# Radiator leak: Help Identifying



## Robby (Mar 1, 2013)

The photos are too close....hard to identify the general location, however, to my eye it appears you are taking a photo of coolant dripping off the intercooler connection. The leak would be above that clamp......look again with strong lighting.

Rob


----------



## ds7630 (Apr 9, 2015)

Robby said:


> The photos are too close....hard to identify the general location, however, to my eye it appears you are taking a photo of coolant dripping off the intercooler connection. The leak would be above that clamp......look again with strong lighting.
> 
> Rob


I was under the car when i took photos, small arm room. Anyway i can get a topside view without taking too much apart? Off first glance i cant see anything from the top


Sent from my iPhone using Tapatalk


----------



## carbon02 (Feb 25, 2011)

I agree with Robby, I think the coolant in the picture is on the air intercooler line. 

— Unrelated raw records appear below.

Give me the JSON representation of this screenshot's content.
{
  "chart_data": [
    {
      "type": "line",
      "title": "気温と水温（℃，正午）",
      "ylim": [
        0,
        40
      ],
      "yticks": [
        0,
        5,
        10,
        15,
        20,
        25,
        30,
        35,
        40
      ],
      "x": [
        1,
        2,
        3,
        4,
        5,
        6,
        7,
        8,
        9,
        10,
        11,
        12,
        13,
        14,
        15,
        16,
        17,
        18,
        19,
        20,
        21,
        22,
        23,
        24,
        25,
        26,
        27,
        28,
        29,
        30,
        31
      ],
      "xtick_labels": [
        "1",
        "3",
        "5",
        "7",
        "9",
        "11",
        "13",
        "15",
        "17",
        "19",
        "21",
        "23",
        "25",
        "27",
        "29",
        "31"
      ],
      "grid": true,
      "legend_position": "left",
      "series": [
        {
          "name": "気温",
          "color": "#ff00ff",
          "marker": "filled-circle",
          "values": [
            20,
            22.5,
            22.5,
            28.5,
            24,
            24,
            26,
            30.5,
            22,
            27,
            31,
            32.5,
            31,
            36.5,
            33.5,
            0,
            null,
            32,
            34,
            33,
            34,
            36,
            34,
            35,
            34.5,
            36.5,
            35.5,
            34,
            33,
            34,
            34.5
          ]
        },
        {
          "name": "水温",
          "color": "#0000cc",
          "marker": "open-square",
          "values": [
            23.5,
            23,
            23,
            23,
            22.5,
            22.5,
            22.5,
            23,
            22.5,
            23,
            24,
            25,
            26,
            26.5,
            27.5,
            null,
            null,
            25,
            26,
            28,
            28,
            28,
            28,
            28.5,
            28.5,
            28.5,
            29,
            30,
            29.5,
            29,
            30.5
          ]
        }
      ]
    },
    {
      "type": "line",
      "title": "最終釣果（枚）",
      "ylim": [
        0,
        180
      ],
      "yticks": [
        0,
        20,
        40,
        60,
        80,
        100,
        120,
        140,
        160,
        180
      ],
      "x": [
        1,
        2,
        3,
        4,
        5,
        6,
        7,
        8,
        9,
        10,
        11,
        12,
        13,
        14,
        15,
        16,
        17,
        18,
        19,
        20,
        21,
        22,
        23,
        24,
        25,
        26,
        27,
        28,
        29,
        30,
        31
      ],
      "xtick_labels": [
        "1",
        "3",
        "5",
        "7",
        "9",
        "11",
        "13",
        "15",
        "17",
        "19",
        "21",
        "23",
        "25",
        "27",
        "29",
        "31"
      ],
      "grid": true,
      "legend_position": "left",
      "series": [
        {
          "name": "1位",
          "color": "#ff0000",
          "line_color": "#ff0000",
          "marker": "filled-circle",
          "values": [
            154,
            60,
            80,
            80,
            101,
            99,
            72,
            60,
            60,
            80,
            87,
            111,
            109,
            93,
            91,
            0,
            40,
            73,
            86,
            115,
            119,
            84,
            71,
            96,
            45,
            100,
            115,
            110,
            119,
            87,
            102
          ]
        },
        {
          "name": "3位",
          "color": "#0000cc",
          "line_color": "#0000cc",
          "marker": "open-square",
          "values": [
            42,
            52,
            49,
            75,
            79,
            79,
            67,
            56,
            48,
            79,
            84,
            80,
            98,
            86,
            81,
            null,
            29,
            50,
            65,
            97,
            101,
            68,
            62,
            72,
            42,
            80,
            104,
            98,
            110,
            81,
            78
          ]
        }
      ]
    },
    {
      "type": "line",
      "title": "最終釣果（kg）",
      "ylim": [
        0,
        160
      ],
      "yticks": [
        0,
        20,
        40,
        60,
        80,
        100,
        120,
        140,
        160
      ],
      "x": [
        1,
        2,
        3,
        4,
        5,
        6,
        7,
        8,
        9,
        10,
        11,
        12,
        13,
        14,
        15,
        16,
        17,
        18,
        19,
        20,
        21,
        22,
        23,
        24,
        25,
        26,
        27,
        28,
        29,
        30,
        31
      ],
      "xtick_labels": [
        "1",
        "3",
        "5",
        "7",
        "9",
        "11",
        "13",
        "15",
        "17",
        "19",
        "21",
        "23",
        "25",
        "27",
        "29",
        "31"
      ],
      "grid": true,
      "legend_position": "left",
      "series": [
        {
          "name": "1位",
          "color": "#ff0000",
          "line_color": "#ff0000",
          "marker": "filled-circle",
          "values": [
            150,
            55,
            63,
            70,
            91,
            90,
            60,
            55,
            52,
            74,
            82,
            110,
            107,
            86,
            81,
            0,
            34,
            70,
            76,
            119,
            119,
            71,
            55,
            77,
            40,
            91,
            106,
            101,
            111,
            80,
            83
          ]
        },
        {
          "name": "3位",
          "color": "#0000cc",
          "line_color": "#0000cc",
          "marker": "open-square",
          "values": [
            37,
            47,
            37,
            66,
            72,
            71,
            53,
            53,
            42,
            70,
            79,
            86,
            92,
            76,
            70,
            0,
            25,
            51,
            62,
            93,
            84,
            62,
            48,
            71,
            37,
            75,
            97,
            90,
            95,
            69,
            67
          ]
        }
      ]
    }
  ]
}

Take a look at the radiator hose that goes into the thermostat. Check the connection of the hose at both ends, as the coolant might be running down the radiator hose and onto the inter cooler pipe.


----------



## ChevyGuy (Dec 13, 2014)

The things that tend to leak are the water pump and the plastic water outlet (a "tree" of hose connections). It's located just to the right of the engine oil fill cap. See if it's leaking from there and then running down something.

Off hand, I don't recall anyone reporting having a radiator go out (yet), and with several cars 3 years ahead of yours, it would seem unlikely that you're the first.


----------



## StormShepherd (Jan 29, 2017)

Actually, I have this leak as well. I've ignored it because I can't see a visible drop in coolant level in 3 months. 

To those asking location, that's the lower right side of the radiator, viewable past a grill in the splash shield normally. It looks like it's leaking out at the connection there, though I haven't taken any time to really investigate it.


----------